The various use cases 205 may access resources under usage pressure from incoming streams, due to multiple services utilizing the Edge cloud. To achieve results with low latency, the services executed within the Edge cloud 110 balance varying requirements in terms of: (a) Priority (throughput or latency) and Quality of Service (QoS) (e.g., traffic for an autonomous car may have higher priority than a temperature sensor in terms of response time requirement; or, a performance sensitivity/bottleneck may exist at a compute/accelerator, memory, storage, or network resource, depending on the application); (b) Reliability and Resiliency (e.g., some input streams need to be acted upon and the traffic routed with mission-critical reliability, where as some other input streams may be tolerate an occasional failure, depending on the application); and (c) Physical constraints (e.g., power, cooling and form-factor, etc.).

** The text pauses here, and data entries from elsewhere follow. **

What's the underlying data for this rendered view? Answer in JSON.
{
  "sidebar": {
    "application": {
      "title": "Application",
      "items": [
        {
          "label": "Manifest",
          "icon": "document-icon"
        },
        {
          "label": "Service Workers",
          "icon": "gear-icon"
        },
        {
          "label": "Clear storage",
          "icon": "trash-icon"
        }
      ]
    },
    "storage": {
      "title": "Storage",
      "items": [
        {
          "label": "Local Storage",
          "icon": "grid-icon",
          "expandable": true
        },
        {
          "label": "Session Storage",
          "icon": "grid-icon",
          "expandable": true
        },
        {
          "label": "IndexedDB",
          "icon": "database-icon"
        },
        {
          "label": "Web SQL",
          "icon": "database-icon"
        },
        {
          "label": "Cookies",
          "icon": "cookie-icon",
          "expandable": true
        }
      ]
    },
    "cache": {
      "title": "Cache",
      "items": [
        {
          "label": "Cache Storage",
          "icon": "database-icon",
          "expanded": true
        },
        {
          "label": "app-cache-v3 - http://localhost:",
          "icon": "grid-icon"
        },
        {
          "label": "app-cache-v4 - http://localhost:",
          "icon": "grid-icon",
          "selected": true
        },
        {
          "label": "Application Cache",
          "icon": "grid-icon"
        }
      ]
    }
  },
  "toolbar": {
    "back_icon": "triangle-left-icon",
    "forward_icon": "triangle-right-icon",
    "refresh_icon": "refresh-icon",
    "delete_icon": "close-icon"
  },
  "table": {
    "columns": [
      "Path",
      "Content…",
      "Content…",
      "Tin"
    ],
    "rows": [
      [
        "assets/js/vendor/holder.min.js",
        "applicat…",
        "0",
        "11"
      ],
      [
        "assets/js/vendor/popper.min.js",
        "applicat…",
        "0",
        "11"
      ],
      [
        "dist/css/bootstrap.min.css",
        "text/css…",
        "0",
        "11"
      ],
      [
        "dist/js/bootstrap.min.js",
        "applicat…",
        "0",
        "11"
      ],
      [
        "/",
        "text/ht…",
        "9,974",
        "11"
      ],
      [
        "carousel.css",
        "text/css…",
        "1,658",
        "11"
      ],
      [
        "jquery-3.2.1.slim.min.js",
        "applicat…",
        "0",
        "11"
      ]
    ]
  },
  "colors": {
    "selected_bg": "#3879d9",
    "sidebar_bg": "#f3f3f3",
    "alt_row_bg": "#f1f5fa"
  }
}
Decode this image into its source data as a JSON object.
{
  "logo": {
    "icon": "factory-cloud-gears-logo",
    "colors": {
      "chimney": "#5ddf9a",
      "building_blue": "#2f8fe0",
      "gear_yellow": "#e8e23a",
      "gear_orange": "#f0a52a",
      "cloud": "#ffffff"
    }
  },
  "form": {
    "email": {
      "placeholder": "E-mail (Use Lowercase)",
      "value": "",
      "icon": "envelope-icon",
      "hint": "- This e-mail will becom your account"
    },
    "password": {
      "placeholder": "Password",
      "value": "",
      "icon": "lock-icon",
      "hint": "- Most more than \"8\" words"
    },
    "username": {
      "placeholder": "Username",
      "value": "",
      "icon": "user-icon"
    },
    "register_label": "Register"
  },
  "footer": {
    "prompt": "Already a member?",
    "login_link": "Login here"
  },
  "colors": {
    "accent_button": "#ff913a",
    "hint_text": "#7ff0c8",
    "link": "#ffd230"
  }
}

The end-to-end service view for these use cases involves the concept of a service-flow and is associated with a transaction. The transaction details the overall service requirement for the entity consuming the service, as well as the associated services for the resources, workloads, workflows, and business functional and business level requirements. The services executed with the “terms” described may be managed at each layer in a way to assure real time, and runtime contractual compliance for the transaction during the lifecycle of the service. When a component in the transaction is missing its agreed to Service Level Agreement (SLA), the system as a whole (components in the transaction) may provide the ability to (1) understand the impact of the SLA violation, and (2) augment other components in the system to resume overall transaction SLA, and (3) implement steps to remediate.

Thus, with these variations and service features in mind, Edge computing within the Edge cloud 110 may provide the ability to serve and respond to multiple applications of the use cases 205 (e.g., object tracking, video surveillance, connected cars, etc.) in real-time or near real-time, and meet ultra-low latency requirements for these multiple applications. These advantages enable a whole new class of applications (e.g., Virtual Network Functions (VNFs), Function as a Service (FaaS), Edge as a Service (EaaS), standard processes, etc.), which cannot leverage conventional cloud computing due to latency or other limitations.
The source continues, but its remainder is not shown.